Are Most Psoriasis Clinical Trials Unethical?

If a standard treatment exists for a medical condition, is it unethical to give patients who are enrolled in a clinical trial a placebo? Most would argue yes, but the ethics become unclear when the standard treatment has its own risks.

"Clinical trial" is just a nice-sounding term for "human experiment." We don't like to use that term because it carries a lot of baggage, like the torturous and murderous "experiments" conducted by Nazi doctor Josef Mengele.

But if we're being completely honest, when scientists and doctors perform clinical trials, they are conducting experiments on human volunteers. As a result, there are a lot of laws and regulations that govern the ethics of clinical trials.

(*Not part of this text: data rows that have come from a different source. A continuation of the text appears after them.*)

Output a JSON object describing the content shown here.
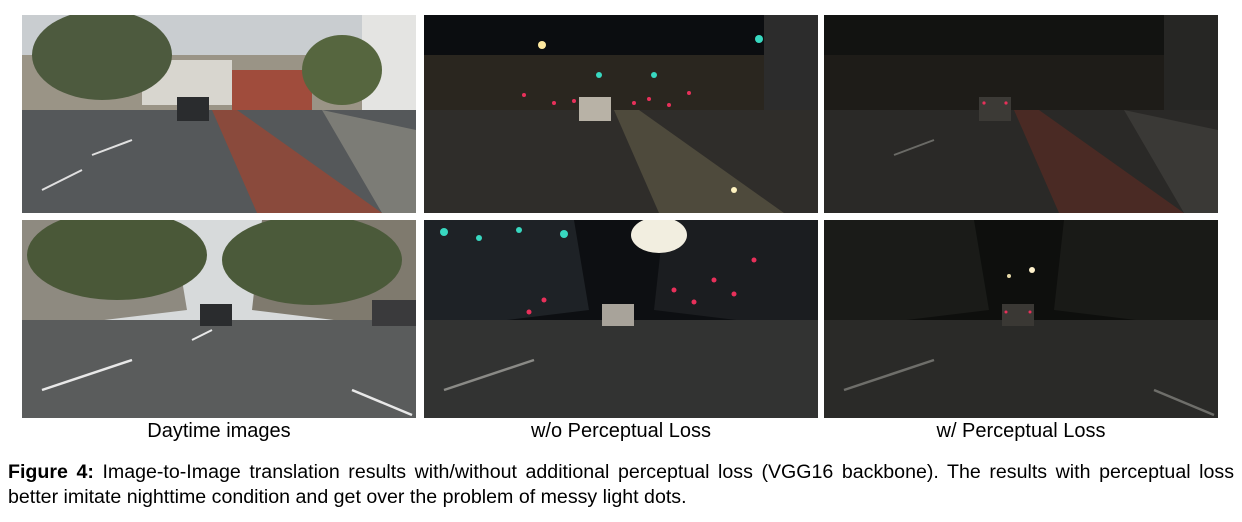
{
  "figure": {
    "columns": [
      {
        "label": "Daytime images"
      },
      {
        "label": "w/o Perceptual Loss"
      },
      {
        "label": "w/ Perceptual Loss"
      }
    ],
    "caption_label": "Figure 4:",
    "caption_text": "Image-to-Image translation results with/without additional perceptual loss (VGG16 backbone). The results with perceptual loss better imitate nighttime condition and get over the problem of messy light dots."
  },
  "colors": {
    "day_sky": "#c9cdd0",
    "day_road": "#55585a",
    "night_sky": "#0b0d10",
    "night_road": "#2b2a29",
    "bike_lane": "#8a4a3c",
    "light_dots": "#e8305a",
    "teal_lights": "#38d8c0"
  }
}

For instance, it is unethical to just test any random drug in a patient to see if it cures a disease. There has to be a rational, scientific basis for the chosen drug. Even in the case of a desperate, terminally ill patient, it is unethical to "try anything" because the wrong drug could make the suffering or pain even worse.

Another key feature of an ethical clinical trial is to provide a treatment (rather than a placebo) if one actually exists for the disease under study. (In these sorts of clinical trials, the experimental treatment is compared to the "standard" treatment to determine if it is superior.) In the infamous Tuskegee experiment, this did not occur: Antibiotics were purposefully withheld from Black Americans so that scientists could observe the effects of syphilis on the body. This was a horrible blight on the history of medical research in our country.

Are Most Psoriasis Clinical Trials Unethical?

The question of placebo ethics becomes a bit murkier when the disease under investigation isn't lethal or insanely painful. Ethics are also complicated if the standard treatment is dangerous in some way. In these instances, it isn't clear if a placebo or the standard treatment is the more ethical option.

Take psoriasis, for instance. This disease is thought to be autoimmune, and its characteristic manifestation is red skin patches with scales. For some people, the disease is itchy or painful; for others, it's just ugly. Treatments exist, but because they are immunosuppressants, they can have serious side effects such as increasing the likelihood of infection.

But, because successful treatments do exist for psoriasis, is it unethical to withhold them from volunteers in clinical trials for new psoriasis drugs? A group of French researchers believes the answer is yes, and they have published a paper showing that 75% of psoriasis clinical trials still use a placebo. (Note: Only the abstract is available.) The authors conclude that this needs to be improved.

Are they right? It depends. If the volunteers are experiencing substantial pain because of their psoriasis (e.g., a form called psoriatic arthritis, which causes joint pain), a placebo may indeed be unethical. But if patients are not experiencing pain, then the standard treatment may be unethical if it increases the risk of infection.

As is so often the case, such as with placebos in coronavirus vaccine trials, the ethics aren't entirely clear.